I don't know how entourage works - except to say eudora works better - or whether this set up will hold up over a network, but it gives us fully synchronized mail. Not really sync d, it is the same.

This could solve the mail problem, but it doesn't give you the added benefits of access to documents, unless you make the public folder the place you save most of your work.
 
One thing I might mention is that if you should not run your mail program on both machines at the same time. I am 98% sure tat it will not deal well with having two processes operating in the same files. Because this is for email why don't you just use IMAP as this is precisely the situation it was designed to handle?

-Eric
 
For your mail... yes IMAP may be the solution (.mac is an IMAP provider).
For sharing documents, one mac should have it in a shared folder, then a link to this folder from the other mac should do it.
 
right! I heard it should work with a simple link to the folder too, as chevy said. Try this and post your results
 
Does that mean my solution won't work if (when) i go to Panther? Right now, logging out closes eudora, but with quick switching it won't quit my programs.

My server doesn't do IMAP
 
To answer your question, as no one else seems to have done, or even looked at. Yes, you can use a remote volume or directory as a home directory, but i can't give you specific details on doing it. Try searching for "remote home folder"+mac in google or somewhere similar.
 
You will always have to have the remote machine on before doing this, otherwise your mac will fail to load any desktop.

One way to do it is to rename your current home directory on the client too anyting else. Use terminal for this process.

Connect to the remote machine that has the directory you want to share.

In terminal > df -k (to list the connected drive)

(Its will be something like /Volumes/"directory"

> cd /Users
> ln -s /Volumes/"directory" "directory"

The above makes a link in /Users locally, to the target directory on the remote machine.
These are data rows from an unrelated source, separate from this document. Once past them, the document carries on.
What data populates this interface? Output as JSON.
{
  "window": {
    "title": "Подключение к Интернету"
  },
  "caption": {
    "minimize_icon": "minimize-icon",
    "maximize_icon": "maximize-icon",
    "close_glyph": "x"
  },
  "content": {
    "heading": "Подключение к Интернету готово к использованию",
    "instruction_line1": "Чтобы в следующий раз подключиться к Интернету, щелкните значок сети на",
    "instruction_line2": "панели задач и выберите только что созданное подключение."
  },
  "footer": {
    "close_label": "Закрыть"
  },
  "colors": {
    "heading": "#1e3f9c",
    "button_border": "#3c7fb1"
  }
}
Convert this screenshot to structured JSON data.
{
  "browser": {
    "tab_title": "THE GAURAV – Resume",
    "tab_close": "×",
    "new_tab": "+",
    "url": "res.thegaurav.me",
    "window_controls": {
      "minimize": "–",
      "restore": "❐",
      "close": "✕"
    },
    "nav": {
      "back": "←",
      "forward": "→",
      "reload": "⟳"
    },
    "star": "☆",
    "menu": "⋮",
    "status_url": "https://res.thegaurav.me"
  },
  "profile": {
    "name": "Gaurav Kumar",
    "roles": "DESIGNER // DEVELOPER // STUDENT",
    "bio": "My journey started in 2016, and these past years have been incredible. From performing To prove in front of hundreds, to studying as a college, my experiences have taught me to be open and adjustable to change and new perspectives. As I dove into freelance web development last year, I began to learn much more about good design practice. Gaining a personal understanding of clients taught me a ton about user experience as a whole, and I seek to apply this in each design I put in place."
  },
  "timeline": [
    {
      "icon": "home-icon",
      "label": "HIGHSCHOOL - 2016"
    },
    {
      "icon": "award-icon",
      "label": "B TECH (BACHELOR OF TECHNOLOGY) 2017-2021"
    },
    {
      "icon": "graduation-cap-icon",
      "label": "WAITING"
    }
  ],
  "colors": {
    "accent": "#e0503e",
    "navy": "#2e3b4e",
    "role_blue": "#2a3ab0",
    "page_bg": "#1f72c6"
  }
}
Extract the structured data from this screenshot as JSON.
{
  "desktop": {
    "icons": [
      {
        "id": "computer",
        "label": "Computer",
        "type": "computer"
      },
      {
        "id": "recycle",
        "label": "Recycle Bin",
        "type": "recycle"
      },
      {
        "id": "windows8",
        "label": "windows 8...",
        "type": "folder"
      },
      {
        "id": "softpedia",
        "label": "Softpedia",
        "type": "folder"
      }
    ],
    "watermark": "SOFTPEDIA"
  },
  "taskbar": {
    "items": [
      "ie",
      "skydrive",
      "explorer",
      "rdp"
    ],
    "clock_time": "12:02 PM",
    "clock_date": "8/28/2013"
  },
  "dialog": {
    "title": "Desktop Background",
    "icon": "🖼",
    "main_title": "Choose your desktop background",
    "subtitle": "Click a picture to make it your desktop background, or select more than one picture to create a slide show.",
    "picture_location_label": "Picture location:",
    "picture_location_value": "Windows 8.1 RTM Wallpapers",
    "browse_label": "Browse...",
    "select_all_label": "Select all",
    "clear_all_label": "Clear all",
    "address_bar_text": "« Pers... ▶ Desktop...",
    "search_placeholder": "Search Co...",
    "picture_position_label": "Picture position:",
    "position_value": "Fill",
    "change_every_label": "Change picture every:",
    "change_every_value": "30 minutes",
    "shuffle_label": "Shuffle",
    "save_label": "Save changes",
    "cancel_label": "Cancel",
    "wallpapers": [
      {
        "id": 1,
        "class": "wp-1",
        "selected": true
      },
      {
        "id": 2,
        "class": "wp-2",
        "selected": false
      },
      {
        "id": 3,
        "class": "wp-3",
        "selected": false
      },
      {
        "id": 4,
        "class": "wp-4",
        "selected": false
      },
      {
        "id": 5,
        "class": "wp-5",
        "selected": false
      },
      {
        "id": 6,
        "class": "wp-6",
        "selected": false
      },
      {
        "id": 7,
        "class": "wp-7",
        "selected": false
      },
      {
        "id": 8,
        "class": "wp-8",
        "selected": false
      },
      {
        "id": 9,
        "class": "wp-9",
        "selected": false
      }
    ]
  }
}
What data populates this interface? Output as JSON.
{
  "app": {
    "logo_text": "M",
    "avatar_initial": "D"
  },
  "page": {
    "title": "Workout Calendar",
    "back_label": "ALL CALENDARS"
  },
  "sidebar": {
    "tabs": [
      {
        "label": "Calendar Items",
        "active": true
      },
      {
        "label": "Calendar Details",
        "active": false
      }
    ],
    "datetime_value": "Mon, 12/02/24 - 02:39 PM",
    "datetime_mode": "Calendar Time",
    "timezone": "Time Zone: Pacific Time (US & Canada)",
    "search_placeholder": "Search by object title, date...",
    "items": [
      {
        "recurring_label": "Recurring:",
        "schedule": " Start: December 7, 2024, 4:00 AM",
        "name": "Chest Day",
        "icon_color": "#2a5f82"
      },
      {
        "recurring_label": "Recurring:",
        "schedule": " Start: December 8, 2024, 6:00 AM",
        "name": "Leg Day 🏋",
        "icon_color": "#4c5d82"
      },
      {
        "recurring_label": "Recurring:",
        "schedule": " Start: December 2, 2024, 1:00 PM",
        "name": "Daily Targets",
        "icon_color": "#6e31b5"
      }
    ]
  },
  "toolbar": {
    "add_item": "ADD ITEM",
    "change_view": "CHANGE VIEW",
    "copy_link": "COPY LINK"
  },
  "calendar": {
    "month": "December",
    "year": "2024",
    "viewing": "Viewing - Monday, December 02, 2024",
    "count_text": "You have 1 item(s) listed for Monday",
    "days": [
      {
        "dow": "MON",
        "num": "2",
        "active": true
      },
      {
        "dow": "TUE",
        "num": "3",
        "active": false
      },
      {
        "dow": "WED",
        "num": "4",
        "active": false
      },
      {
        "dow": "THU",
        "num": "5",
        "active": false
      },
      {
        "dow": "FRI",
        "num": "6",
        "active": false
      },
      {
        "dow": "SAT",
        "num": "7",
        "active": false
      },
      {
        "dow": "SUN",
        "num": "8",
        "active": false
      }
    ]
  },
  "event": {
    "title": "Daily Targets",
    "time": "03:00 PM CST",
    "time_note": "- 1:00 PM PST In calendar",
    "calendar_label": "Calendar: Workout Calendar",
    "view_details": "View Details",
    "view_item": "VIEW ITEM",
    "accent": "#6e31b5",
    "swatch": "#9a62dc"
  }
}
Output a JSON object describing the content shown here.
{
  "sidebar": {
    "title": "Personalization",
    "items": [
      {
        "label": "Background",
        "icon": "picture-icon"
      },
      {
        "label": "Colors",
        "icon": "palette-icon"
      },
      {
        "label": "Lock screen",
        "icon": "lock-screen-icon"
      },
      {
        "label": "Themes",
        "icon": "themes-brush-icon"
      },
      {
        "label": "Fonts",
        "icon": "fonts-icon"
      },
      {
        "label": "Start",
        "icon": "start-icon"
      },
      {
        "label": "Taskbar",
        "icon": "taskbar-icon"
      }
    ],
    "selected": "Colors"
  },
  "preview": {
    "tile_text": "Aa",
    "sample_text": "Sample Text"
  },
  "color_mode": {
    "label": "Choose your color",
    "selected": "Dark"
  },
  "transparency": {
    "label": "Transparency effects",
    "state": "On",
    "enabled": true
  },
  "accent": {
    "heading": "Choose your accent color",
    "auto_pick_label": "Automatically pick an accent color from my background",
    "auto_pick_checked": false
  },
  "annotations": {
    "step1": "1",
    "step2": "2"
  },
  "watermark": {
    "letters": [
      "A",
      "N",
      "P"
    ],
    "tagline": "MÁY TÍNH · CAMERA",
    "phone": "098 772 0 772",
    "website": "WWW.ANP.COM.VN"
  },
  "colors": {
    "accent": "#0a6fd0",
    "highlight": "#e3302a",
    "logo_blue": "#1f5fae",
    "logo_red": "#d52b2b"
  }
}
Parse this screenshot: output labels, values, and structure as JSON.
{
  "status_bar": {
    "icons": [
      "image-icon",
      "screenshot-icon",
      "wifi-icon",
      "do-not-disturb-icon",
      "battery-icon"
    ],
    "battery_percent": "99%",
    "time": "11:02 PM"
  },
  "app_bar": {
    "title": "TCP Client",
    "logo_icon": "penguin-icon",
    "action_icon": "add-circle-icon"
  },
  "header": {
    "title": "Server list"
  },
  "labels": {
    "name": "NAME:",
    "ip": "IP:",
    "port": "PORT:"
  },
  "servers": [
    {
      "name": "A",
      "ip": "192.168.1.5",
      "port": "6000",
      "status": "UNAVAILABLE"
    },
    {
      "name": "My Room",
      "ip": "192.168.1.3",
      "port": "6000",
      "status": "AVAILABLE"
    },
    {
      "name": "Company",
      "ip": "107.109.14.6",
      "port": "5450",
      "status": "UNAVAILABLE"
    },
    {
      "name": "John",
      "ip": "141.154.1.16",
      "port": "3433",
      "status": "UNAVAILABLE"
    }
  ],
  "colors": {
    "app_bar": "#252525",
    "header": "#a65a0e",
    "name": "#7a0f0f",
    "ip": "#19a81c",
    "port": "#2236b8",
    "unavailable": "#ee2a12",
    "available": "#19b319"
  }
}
This is a rough way to do it and its not great but will work.
 
I like to share pictures/music with the other users on my machine - and having each machine use the same user could bring trouble when both machines are logged in (assuming you don't have a separate server to run each box off). But just throw anything you want to share with the other mac in the /Users/Shared folder, and in it's default place make a hard link to the actual files in /Users/Shared. There are a few things you need to do - like set the group of /Users/Shared to staff (the default group of all users in os x), but it's a fairly painless process and let's both machines read/write to the same set of calendars, or music library, preferences, or mailbox.